CFPB's Chopra rushes to finish enforcement actions before election

Rohit Chopra
Consumer Financial Protection Bureau Director Rohit Chopra
Bloomberg News

Shortly after Rohit Chopra became director of the Consumer Financial Protection Bureau, the agency began hiring more enforcement attorneys with the intention of ramping up investigations of big banks and repeat offenders. 

But enforcement actions at the bureau stalled dramatically, with just four enforcement actions filed in five months. The holdup was a Supreme Court case challenging the bureau's funding, which stymied some litigation. When Justice Clarence Thomas wrote the majority 7-2 decision in May upholding the CFPB's funding, Chopra declared that the logjam had finally been broken. 

"The CFPB will be able to forge ahead with our law enforcement work," he told reporters at the time.

Since the Supreme Court decision, the CFPB has filed 12 enforcement actions and resolved seven previously filed lawsuits. Now with just weeks before the presidential election — and a possible change in administration — the CFPB is working to get as many cases settled as possible. 

"There was a fair amount of time when this big question — the constitutionality of the CFPB — was hanging over the agency," said Mike G. Silver, a partner at Husch Blackwell. "Now there is a separate dynamic, which is the case docket facing the election cycle dynamic."

Silver, who spent 12 years at the CFPB where he was a founding member of the office of regulations, noted that since the Supreme Court decision the CFPB has pushed forward with actions against TD Bank and student loan servicer Navient.

Due to rising tensions between the two parties, there often is an effort to leave little work for the next administration because one party doesn't want the other to get credit, experts said. Case dockets and the timing of Supreme Court decisions don't typically align.

"The agency is trying to close out cases before a potential transition," Silver said. "Each time there's a change in presidential administrations, you see an uptick in the number of announced enforcement actions at the end of the term."

Anthony DiResta, a partner at Holland & Knight, said that during the past few years under Chopra, the way the CFPB staff conducts its investigations is much more detailed and aggressive, more akin to litigation in antitrust investigations. 

"Obviously they're not shy about going after big banks, making big headlines, pushing the envelope substantively.
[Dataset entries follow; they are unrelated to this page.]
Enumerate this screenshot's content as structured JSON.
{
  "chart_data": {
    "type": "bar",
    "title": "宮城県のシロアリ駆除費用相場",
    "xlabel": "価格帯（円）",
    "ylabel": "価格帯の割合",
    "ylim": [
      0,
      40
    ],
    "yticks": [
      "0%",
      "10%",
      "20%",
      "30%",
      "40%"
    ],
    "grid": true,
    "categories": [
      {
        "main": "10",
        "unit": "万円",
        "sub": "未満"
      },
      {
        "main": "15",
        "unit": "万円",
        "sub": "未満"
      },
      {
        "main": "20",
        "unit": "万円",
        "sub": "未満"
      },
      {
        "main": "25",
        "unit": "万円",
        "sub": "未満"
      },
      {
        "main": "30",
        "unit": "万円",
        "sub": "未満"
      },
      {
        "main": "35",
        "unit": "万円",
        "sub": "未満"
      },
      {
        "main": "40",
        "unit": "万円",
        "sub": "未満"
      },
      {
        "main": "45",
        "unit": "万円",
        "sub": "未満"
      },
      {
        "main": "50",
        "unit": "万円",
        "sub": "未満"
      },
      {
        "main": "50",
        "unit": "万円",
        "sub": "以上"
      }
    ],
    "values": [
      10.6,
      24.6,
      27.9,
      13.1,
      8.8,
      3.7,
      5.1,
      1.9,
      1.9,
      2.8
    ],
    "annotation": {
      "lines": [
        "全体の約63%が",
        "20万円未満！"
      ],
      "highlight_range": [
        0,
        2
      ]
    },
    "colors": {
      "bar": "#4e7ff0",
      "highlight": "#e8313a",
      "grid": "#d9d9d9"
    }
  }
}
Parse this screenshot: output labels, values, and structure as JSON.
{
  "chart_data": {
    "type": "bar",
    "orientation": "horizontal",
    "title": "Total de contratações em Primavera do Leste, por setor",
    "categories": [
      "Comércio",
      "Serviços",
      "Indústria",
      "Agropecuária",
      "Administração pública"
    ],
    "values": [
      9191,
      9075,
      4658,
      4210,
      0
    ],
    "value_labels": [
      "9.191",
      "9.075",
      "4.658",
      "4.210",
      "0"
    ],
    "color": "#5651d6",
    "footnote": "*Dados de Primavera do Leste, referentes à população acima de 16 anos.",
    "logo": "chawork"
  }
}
But in the trenches, procedurally, I see them being very aggressive," said DiResta, a former director at the Federal Trade Commission's Southeast regional office, who also was appointed as a special assistant U.S. attorney to prosecute consumer fraud.

Some companies that are under investigation have refused to settle with the CFPB, preferring to roll the dice if they think former President Trump is going to win reelection and a new director might view their cases more favorably. There is precedent to substantiate that strategy: After Mick Mulvaney became acting CFPB director in 2018 during the Trump administration, he ended a probe into installment lender World Acceptance Corp. Earlier this year, the CFPB invoked a special authority for the first time and reversed course, saying it had "reasonable cause" to supervise the South Carolina lender

Under Chopra, the CFPB has pursued a strategy of taking action against large companies because they have a big market impact, with larger fines and restitution for consumers.

"This has been a CFPB that has been very proactive in using all of the tools with policy, enforcement [and] supervision, to affect changes in the banking industry that are positive for consumers," said Jesse Van Tol, president and CEO of the National Community Reinvestment Coalition. 

The CFPB filed 29 enforcement actions in 2023, up from 20 in 2022. By comparison, former CFPB Director Kathy Kraninger filed 48 enforcement actions in 2020, and 22 in 2019. Mulvaney filed just 11 actions in 2018. But the CFPB's first director, Richard Cordray, filed a record 57 enforcement actions in 2015.

Enforcement actions can take several years to develop and be made public, whether through a consent order, an administrative proceeding or a filing in a district court. In addition, hiring more enforcement attorneys also takes time. The CFPB says the increase in attorneys is needed for the agency to handle the growing number of matters in contested litigation.

DiResta says there are three important things that companies need to do when they are dealing with the CFPB: create policies and procedures in writing, ensure that the policies are implemented through training and compliance, and respond quickly to consumer complaints.

"When companies get subpoenaed, a lot of the questions deal with 'How do you train your employees? How are managers compensated?' They want to know what kind of compliance information is going to senior management and the board so they will dig that deep into seeing how effectively compliance officers are doing their jobs," DiResta said. "You've got to develop credibility because they're the prosecutor, judge and jury. And when they do an investigation, the CFPB can close it with no action taken."

Silver said there is always going to be a volume of enforcement activity regardless of who is the director of the agency. He thinks a potential increase in enforcement actions will happen next year, depending on the outcome of the election. 

Others see the CFPB firing on all cylinders.  

"I think if you were to survey the nation's largest banks, my guess is that approximately zero would tell you that they feel the CFPB has been easy on them," said Van Tol.